O órgão ministerial enfatiza que o prazo máximo de 180 dias é suficiente para a conclusão de qualquer procedimento licitatório minimamente planejado, o que não ocorreu nesse caso, levando o município a efetuar duas contratações emergenciais consecutivas no exercício de 2019, ambas com a mesma empresa especializada na prestação de serviço de transporte escolar. Nesse ponto, o então prefeito do município, Weliton Virgilio Pereira, e o então secretário municipal de Educação, André Luiz Ferreira, são apontados como responsáveis.
Superfaturamento
Outra irregularidade destacada é o orçamento deficiente e superfaturamento do Contrato Emergencial 06/2019, em vigor de 05 de fevereiro a 15 de julho de 2019, cujo valor com aditivos chegou a R$ 5.729.101,30. O superfaturamento decorre da ausência da devida pesquisa de preço no procedimento de dispensa de licitação, uma vez que o valor estimado no Processo Administrativo 4503/2018 para todo o ano de 2019 era de R$ 5.859.139,86.

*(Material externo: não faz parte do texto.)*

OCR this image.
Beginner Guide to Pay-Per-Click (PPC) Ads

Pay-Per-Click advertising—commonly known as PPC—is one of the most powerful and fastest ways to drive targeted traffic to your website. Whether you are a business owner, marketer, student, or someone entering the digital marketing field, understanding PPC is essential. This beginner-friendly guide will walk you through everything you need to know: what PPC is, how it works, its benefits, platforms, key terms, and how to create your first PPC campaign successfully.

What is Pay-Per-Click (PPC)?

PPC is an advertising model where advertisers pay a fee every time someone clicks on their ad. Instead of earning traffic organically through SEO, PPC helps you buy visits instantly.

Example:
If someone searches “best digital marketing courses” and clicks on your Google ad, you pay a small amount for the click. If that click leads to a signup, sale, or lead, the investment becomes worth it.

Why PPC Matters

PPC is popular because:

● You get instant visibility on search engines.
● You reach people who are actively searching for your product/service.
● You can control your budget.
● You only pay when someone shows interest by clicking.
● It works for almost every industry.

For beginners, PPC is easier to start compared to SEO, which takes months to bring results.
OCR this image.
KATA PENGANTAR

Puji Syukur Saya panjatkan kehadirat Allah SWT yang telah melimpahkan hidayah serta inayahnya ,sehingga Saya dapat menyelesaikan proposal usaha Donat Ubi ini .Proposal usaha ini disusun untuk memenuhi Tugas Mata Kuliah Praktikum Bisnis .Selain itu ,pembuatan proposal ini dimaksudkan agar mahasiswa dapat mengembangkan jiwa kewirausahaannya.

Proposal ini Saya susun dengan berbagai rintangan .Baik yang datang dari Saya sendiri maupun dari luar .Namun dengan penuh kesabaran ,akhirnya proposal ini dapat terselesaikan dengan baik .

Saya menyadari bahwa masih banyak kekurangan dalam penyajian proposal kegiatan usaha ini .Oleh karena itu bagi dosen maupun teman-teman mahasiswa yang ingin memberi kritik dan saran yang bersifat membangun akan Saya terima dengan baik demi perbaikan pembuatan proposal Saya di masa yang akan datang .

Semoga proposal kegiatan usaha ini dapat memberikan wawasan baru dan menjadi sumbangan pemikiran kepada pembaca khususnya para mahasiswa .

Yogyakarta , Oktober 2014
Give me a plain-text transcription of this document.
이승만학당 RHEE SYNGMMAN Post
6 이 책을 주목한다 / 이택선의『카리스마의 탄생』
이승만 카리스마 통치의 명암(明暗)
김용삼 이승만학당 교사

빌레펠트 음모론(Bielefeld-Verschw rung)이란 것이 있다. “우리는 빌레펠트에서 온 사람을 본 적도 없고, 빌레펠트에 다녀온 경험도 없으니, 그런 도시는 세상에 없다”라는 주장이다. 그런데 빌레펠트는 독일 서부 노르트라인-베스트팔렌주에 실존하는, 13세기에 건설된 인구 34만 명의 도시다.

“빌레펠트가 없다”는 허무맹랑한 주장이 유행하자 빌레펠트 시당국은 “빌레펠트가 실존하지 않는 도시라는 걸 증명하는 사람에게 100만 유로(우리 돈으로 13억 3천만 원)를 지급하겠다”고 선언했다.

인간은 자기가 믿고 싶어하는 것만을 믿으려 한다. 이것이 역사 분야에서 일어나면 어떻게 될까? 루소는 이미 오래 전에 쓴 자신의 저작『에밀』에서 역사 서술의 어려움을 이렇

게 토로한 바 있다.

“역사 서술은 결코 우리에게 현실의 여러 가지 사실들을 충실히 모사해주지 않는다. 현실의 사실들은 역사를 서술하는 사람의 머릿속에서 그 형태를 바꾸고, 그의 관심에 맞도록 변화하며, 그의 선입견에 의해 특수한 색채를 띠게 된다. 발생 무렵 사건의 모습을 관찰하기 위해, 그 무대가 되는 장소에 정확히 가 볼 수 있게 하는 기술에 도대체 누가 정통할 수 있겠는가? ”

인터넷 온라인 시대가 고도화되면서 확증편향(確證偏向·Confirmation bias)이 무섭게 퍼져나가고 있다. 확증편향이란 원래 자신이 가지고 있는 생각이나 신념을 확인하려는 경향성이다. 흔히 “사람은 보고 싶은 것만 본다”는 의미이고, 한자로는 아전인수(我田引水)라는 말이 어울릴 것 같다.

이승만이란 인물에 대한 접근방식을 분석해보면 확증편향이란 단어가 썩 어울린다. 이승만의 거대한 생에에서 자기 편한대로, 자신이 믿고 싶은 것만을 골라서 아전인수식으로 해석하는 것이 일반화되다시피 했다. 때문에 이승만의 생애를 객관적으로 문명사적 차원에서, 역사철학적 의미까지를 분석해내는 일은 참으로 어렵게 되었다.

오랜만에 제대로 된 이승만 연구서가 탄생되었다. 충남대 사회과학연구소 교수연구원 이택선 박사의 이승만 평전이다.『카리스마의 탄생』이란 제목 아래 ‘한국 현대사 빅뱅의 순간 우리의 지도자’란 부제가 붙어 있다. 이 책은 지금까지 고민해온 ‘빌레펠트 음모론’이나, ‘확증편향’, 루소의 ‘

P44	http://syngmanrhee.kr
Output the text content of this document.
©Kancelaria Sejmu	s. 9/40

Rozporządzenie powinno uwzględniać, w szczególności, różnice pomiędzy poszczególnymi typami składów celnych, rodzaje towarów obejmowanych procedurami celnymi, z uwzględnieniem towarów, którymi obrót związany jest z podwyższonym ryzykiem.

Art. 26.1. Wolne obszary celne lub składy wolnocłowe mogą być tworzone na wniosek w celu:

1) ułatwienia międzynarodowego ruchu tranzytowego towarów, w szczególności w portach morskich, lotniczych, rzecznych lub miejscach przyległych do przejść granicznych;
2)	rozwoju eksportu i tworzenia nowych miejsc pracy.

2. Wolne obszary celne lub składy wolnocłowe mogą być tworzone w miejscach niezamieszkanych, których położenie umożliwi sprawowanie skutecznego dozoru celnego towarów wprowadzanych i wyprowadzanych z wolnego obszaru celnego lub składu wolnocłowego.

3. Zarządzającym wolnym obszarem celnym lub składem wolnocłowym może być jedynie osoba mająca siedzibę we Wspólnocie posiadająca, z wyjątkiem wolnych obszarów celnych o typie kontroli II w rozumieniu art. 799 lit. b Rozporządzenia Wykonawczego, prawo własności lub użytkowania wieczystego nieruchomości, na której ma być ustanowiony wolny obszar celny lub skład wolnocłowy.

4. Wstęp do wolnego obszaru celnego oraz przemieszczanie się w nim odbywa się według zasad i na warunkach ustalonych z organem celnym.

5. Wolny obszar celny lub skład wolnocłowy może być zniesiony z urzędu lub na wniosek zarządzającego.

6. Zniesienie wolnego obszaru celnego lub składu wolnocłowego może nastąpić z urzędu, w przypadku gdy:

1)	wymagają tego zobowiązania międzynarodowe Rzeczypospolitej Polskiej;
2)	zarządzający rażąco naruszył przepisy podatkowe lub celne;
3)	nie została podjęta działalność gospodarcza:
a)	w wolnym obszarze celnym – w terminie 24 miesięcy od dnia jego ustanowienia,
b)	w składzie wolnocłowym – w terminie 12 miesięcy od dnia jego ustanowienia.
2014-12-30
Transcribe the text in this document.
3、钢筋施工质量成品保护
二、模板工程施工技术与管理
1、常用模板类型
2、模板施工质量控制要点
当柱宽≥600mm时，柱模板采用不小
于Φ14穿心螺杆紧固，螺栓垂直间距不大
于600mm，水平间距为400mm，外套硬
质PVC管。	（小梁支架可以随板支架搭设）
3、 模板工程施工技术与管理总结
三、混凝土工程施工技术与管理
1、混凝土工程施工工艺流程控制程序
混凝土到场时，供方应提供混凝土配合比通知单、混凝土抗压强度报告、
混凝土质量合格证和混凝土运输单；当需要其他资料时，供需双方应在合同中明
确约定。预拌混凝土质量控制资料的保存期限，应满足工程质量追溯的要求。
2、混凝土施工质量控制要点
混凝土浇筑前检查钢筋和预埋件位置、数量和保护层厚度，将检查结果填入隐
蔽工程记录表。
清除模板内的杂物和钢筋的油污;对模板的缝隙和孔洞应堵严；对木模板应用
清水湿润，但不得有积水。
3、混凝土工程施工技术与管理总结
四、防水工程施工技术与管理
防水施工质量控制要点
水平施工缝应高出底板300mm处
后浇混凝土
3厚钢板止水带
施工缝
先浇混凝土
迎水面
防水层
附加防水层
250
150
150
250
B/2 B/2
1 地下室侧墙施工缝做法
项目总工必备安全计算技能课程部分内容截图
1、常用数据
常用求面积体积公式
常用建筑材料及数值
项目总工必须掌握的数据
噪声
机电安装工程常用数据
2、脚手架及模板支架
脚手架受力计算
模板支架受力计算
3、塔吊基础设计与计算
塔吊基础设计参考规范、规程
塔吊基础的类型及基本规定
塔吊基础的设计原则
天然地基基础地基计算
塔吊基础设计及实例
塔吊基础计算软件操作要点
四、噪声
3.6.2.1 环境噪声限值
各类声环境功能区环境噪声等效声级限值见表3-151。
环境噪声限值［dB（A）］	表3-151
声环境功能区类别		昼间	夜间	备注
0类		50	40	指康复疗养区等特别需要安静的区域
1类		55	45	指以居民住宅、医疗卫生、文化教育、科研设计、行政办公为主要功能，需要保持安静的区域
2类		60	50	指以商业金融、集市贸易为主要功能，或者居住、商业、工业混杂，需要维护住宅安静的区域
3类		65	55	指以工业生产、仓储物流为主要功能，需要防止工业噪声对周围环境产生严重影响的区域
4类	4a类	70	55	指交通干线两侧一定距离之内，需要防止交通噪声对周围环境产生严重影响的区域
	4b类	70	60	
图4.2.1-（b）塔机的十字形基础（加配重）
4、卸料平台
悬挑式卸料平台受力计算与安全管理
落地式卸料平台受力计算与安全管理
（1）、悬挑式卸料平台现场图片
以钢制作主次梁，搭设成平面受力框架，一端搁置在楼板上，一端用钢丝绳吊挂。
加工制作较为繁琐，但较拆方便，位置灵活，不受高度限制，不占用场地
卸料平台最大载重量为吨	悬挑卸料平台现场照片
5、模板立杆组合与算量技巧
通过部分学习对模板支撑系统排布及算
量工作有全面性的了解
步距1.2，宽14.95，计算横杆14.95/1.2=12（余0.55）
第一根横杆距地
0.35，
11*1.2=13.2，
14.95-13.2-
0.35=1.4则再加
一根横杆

“A incompatibilidade do orçamento construído para a dispensa de licitação salta aos olhos. Para 12 meses, a Administração Pública, após ampla pesquisa de preços, orçou a contratação no valor de R$ 5.859.139,86. De outra banda, para a dispensa, que teria vigência máxima de 180 dias, o valor orçado alcançou a quantia de R$ 5.930.612,78”, ressalta o MPC. O contrato acabou sendo firmado no valor inicial de R$ 5.363.907,61 e chegou a R$ 5,7 milhões após dois aditivos.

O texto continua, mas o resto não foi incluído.